Aus Sabine und Michael werden Digital Natives

Interview mit Franziska Seibel, Geschäftsführerin und Michael Fischer, Geschäftsführer der Josef Seibel Schuhfabrik GmbH

Wirtschaftsforum: Frau Seibel, Sie vertreten die fünfte Generation der Familie, sind seit 2019 Geschäftsführerin für die Bereiche Marketing, Retail und Projekte und stehen aktuell vor großen Herausforderungen. In der schwierigen Corona-Zeit haben Sie die Weichen für das Unternehmen neu gestellt und ein Rebranding initiiert. Wie kam es dazu?

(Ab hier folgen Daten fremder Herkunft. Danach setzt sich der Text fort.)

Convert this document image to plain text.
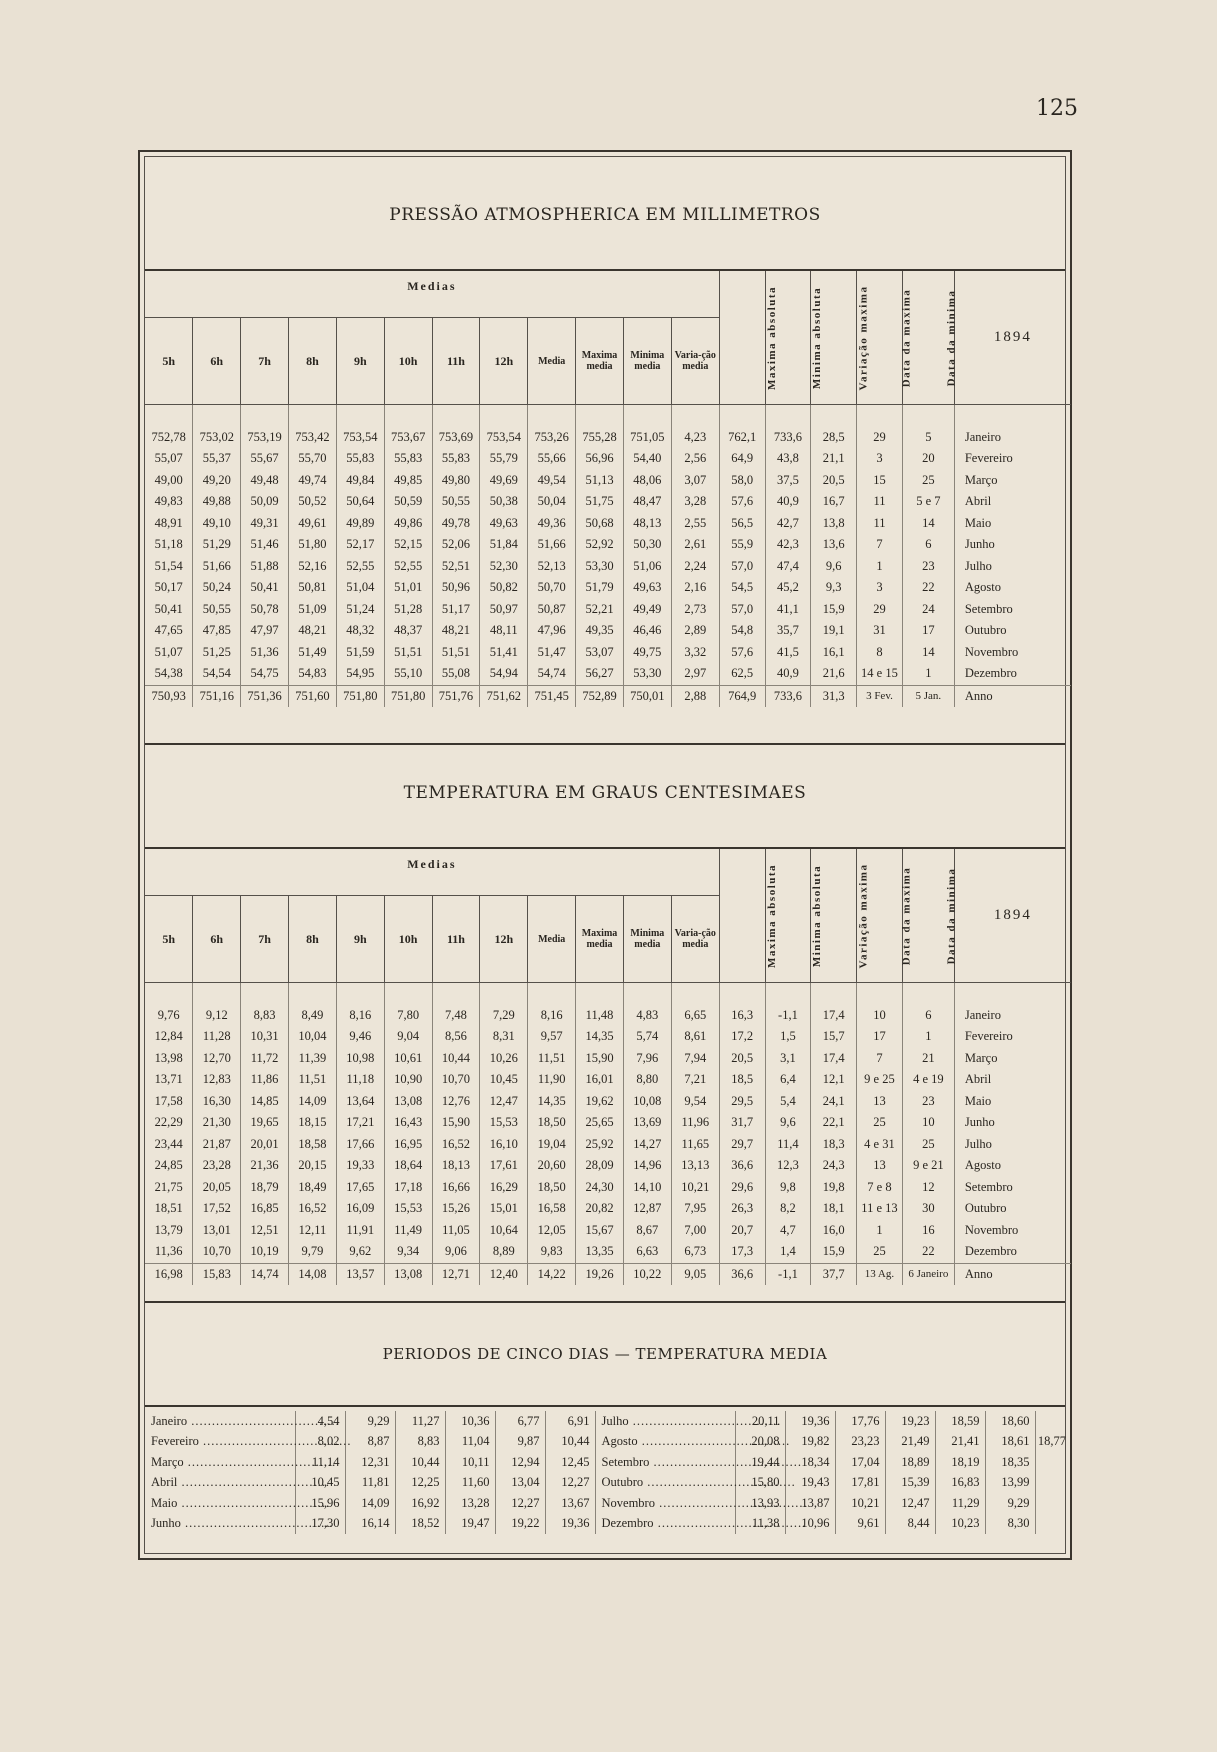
125
PRESSÃO ATMOSPHERICA EM MILLIMETROS
Medias												Maxima absoluta	Minima absoluta	Variação maxima	Data da maxima	Data da minima	1894
5h	6h	7h	8h	9h	10h	11h	12h	Media	Maxima media	Minima media	Varia-ção media						

752,78	753,02	753,19	753,42	753,54	753,67	753,69	753,54	753,26	755,28	751,05	4,23	762,1	733,6	28,5	29	5	Janeiro
55,07	55,37	55,67	55,70	55,83	55,83	55,83	55,79	55,66	56,96	54,40	2,56	64,9	43,8	21,1	3	20	Fevereiro
49,00	49,20	49,48	49,74	49,84	49,85	49,80	49,69	49,54	51,13	48,06	3,07	58,0	37,5	20,5	15	25	Março
49,83	49,88	50,09	50,52	50,64	50,59	50,55	50,38	50,04	51,75	48,47	3,28	57,6	40,9	16,7	11	5 e 7	Abril
48,91	49,10	49,31	49,61	49,89	49,86	49,78	49,63	49,36	50,68	48,13	2,55	56,5	42,7	13,8	11	14	Maio
51,18	51,29	51,46	51,80	52,17	52,15	52,06	51,84	51,66	52,92	50,30	2,61	55,9	42,3	13,6	7	6	Junho
51,54	51,66	51,88	52,16	52,55	52,55	52,51	52,30	52,13	53,30	51,06	2,24	57,0	47,4	9,6	1	23	Julho
50,17	50,24	50,41	50,81	51,04	51,01	50,96	50,82	50,70	51,79	49,63	2,16	54,5	45,2	9,3	3	22	Agosto
50,41	50,55	50,78	51,09	51,24	51,28	51,17	50,97	50,87	52,21	49,49	2,73	57,0	41,1	15,9	29	24	Setembro
47,65	47,85	47,97	48,21	48,32	48,37	48,21	48,11	47,96	49,35	46,46	2,89	54,8	35,7	19,1	31	17	Outubro
51,07	51,25	51,36	51,49	51,59	51,51	51,51	51,41	51,47	53,07	49,75	3,32	57,6	41,5	16,1	8	14	Novembro
54,38	54,54	54,75	54,83	54,95	55,10	55,08	54,94	54,74	56,27	53,30	2,97	62,5	40,9	21,6	14 e 15	1	Dezembro
750,93	751,16	751,36	751,60	751,80	751,80	751,76	751,62	751,45	752,89	750,01	2,88	764,9	733,6	31,3	3 Fev.	5 Jan.	Anno
TEMPERATURA EM GRAUS CENTESIMAES
Medias												Maxima absoluta	Minima absoluta	Variação maxima	Data da maxima	Data da minima	1894
5h	6h	7h	8h	9h	10h	11h	12h	Media	Maxima media	Minima media	Varia-ção media						

9,76	9,12	8,83	8,49	8,16	7,80	7,48	7,29	8,16	11,48	4,83	6,65	16,3	-1,1	17,4	10	6	Janeiro
12,84	11,28	10,31	10,04	9,46	9,04	8,56	8,31	9,57	14,35	5,74	8,61	17,2	1,5	15,7	17	1	Fevereiro
13,98	12,70	11,72	11,39	10,98	10,61	10,44	10,26	11,51	15,90	7,96	7,94	20,5	3,1	17,4	7	21	Março
13,71	12,83	11,86	11,51	11,18	10,90	10,70	10,45	11,90	16,01	8,80	7,21	18,5	6,4	12,1	9 e 25	4 e 19	Abril
17,58	16,30	14,85	14,09	13,64	13,08	12,76	12,47	14,35	19,62	10,08	9,54	29,5	5,4	24,1	13	23	Maio
22,29	21,30	19,65	18,15	17,21	16,43	15,90	15,53	18,50	25,65	13,69	11,96	31,7	9,6	22,1	25	10	Junho
23,44	21,87	20,01	18,58	17,66	16,95	16,52	16,10	19,04	25,92	14,27	11,65	29,7	11,4	18,3	4 e 31	25	Julho
24,85	23,28	21,36	20,15	19,33	18,64	18,13	17,61	20,60	28,09	14,96	13,13	36,6	12,3	24,3	13	9 e 21	Agosto
21,75	20,05	18,79	18,49	17,65	17,18	16,66	16,29	18,50	24,30	14,10	10,21	29,6	9,8	19,8	7 e 8	12	Setembro
18,51	17,52	16,85	16,52	16,09	15,53	15,26	15,01	16,58	20,82	12,87	7,95	26,3	8,2	18,1	11 e 13	30	Outubro
13,79	13,01	12,51	12,11	11,91	11,49	11,05	10,64	12,05	15,67	8,67	7,00	20,7	4,7	16,0	1	16	Novembro
11,36	10,70	10,19	9,79	9,62	9,34	9,06	8,89	9,83	13,35	6,63	6,73	17,3	1,4	15,9	25	22	Dezembro
16,98	15,83	14,74	14,08	13,57	13,08	12,71	12,40	14,22	19,26	10,22	9,05	36,6	-1,1	37,7	13 Ag.	6 Janeiro	Anno
PERIODOS DE CINCO DIAS — TEMPERATURA MEDIA
Janeiro .....	4,54	9,29	11,27	10,36	6,77	6,91	Julho .....	20,11	19,36	17,76	19,23	18,59	18,60	
Fevereiro .....	8,02	8,87	8,83	11,04	9,87	10,44	Agosto .....	20,08	19,82	23,23	21,49	21,41	18,61	18,77
Março .....	11,14	12,31	10,44	10,11	12,94	12,45	Setembro .....	19,44	18,34	17,04	18,89	18,19	18,35	
Abril .....	10,45	11,81	12,25	11,60	13,04	12,27	Outubro .....	15,80	19,43	17,81	15,39	16,83	13,99	
Maio .....	15,96	14,09	16,92	13,28	12,27	13,67	Novembro .....	13,93	13,87	10,21	12,47	11,29	9,29	
Junho .....	17,30	16,14	18,52	19,47	19,22	19,36	Dezembro .....	11,38	10,96	9,61	8,44	10,23	8,30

Franziska Seibel: Josef Seibel hat eine lange Geschichte mit vielen Höhen, aber auch Tiefen. Gegründet wurde die Firma 1886 von meinem Ururgroßvater Carl-August Seibel, der sich eine Sohlenstanzmaschine in die Scheune stellte und so begann, Schuhe zu fertigen. Es folgten viele schwierige Jahre mit Kriegen, Wirtschaftskrisen und der Nachkriegszeit. Tatsächlich aufwärts ging es mit dem aus der Kriegsgefangenschaft zurückgekehrten Josef Seibel, der als Erster der Familie mit einer Produktion in Ungarn ins Ausland ging. Er war viel in Italien unterwegs und verstand schnell, wie der Markt tickte. Auch mein Vater forcierte die vertriebsseitige Internationalisierung in den 1980er-Jahren, expandierte in die USA und lagerte einzelne Produktionsschritte aus. Seit 2019 bin ich selbst im Unternehmen und gemeinsam mit meinem Mann und unserem Team arbeiten wir an einer kompletten Neuaufstellung. Das heißt nicht, dass wir Neues erzählen, denn wir machen ja nichts Neues, sondern präsentieren uns anders, moderner, stärker dem Markt angepasst. Sich ein Stück weit neu zu erfinden, sehen wir als riesige Chance an.

Michael Fischer: Wir stellen die Dinge, die wir richtig gut machen, stärker in den Vordergrund, statt wie in der Vergangenheit am Pfälzer Understatement festzuhalten. Das können wir zum Beispiel mit unserer JOSEF SEIBEL Schuhfa-brik, dem Besucherzentrum und der Erlebnisproduktion hier in Hauenstein, wo unsere Produkthighlights, die Sneaker 1886 und die Spirit of Nature-Linie, gefertigt werden.

Wirtschaftsforum: Seibel hat heute 200 Mitarbeiter in Deutschland, weltweit um die 500 und einen Jahresumsatz von 100 Millionen EUR. Exportiert wird in 40 Länder weltweit. War Corona eine Zäsur?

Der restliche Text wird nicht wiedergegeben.